Nearly 7,000 anti-Ku Klux Klan demonstrators locked arms, sang freedom songs and chanted a variety of populist and socialist slogans today as they marched through downtown Greensboro, hoping to rekindle the fire of the civil rights movement of 20 years ago.

It was not simply a nostalgic gathering of leftovers from the 1960s. Rather, it was a one-day ideological kaleidoscope of Southern Baptist ministers and New York socialists, trade unionists and businessmen, white coal miners in hard hats and black nationalists carrying red, black and green banners.

Blacks, whites, Hispanics, Asians and American Indians, they came from Mississippi, Alabama, Florida and Ohio, from New York, New Jersey, Georgia and Washington, D.C.

It was a new left coalition for the 1980s denouncing the draft, some pleading for nonviolence to the boos of other in the column.
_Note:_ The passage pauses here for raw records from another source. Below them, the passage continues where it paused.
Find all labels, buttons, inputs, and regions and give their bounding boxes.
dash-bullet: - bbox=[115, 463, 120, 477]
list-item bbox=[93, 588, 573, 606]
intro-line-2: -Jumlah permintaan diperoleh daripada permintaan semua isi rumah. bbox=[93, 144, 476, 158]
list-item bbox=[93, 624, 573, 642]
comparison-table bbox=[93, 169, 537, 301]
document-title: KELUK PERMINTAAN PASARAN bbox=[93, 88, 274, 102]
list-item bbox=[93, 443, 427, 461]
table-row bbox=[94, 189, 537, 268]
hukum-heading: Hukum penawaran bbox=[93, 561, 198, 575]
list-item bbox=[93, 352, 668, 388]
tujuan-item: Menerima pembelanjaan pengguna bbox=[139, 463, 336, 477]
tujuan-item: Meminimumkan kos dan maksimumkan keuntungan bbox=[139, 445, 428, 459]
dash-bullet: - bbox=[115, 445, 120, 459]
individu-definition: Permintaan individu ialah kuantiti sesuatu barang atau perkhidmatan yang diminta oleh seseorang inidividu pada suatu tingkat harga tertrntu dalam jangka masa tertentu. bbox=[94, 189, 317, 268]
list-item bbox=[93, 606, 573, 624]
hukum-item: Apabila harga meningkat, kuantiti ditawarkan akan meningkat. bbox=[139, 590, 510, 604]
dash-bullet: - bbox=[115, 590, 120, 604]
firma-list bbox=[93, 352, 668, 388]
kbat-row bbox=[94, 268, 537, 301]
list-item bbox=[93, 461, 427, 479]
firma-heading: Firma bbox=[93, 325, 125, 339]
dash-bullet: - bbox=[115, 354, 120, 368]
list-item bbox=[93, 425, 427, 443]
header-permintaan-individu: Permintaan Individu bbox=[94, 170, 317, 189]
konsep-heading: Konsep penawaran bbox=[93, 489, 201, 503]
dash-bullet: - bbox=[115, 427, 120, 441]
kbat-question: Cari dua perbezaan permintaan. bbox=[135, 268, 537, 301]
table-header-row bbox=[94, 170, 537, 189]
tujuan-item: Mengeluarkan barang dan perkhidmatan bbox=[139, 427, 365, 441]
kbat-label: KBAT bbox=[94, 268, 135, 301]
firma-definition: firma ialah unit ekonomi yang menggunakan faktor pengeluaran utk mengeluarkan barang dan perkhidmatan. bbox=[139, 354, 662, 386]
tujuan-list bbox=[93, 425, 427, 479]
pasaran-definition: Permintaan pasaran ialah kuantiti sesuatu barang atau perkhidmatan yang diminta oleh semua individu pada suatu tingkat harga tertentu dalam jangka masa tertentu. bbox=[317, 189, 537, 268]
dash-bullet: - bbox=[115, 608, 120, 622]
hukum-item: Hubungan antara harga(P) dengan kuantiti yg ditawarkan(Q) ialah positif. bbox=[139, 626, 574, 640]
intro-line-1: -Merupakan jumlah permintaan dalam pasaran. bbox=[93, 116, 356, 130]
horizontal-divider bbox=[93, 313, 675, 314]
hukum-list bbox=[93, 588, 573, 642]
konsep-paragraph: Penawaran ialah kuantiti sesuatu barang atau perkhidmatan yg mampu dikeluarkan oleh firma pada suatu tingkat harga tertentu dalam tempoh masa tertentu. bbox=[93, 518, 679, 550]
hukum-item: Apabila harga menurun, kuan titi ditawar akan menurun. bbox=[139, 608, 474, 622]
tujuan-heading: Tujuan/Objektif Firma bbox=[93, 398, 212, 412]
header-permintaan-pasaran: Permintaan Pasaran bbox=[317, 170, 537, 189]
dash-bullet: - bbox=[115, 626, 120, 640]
And there was a group of homosexuals who marched beneath a sign identifying them as "Queers Against Racism."

They were a leaderless mass, brought together, one speaker said, by anger over a perceived indifference of those in power to a resurgence of Klan activity.

"We left it up to the politicians to dramatize [the resurgence]. [But] they were too worried about the votes, even Ku Klux Klan votes," said the Rev. C.T. Vivian of Atlanta, one of the organizers of today's events. "We left it to them in the 1970s, we're gonna take it over again in the 1980s."

City and state officials had feared violence from today's march and rally. A contingent of 150 state troopers and 300 North Carolina National Guard personnel was on duty, along with all 427 of this city's riot-equipped police. Greensboro Mayor E.S. (Jim) Melvin had declared a limited state of emergency, and traffic was sealed off along the route of the 3.8-mile march.

But there was no violence, even though dozens of members of the Communist Workers Party, officially banned from the march because of the group's refusal to pledge that its members would not carry firearms, took an active part in the march.

Police reported two arrests in connection with the march. A 15-year-old white male was taken into custody for possession of marijuana and a knife, police said, and a 26-year-old Indian was arrested for carrying a .22 cal. rifle and a bow and arrow. The police would not say if those arrested were affiliated with any organization.

The anti-Klan rally took place here because Greensboro was the site 20 years ago yesterday of the acknowledged beginning of the black student sit-in movement.

It was also here last Nov. 3 that five members of the CWP were allegedly killed by Klansman and Nazis during an anti-Klan rally at a public housing project in the poverty-ridden southeastern sector of the city.

Large pictures of the five were carried by marchers today, but the demonstration had a broader focus than either a revived Klan or the November deaths.

"What the Klan did in Greensboro tells us more about this nation than it does about the Ku Klux Klan," Vivian said. "We're not here to holler back here at the Klan. The Klan's not the real problem. We're here to holler back at the nation that controls the Klan."

The two-hour march ended with a rally of speeches, preaching, folk singing and chanting at the Greensboro Coliseum. It was organized by a national coalition headed by Vivian and the Rev. Lucius Walker, director of the Interreligious Foundation for Community Organization in New York.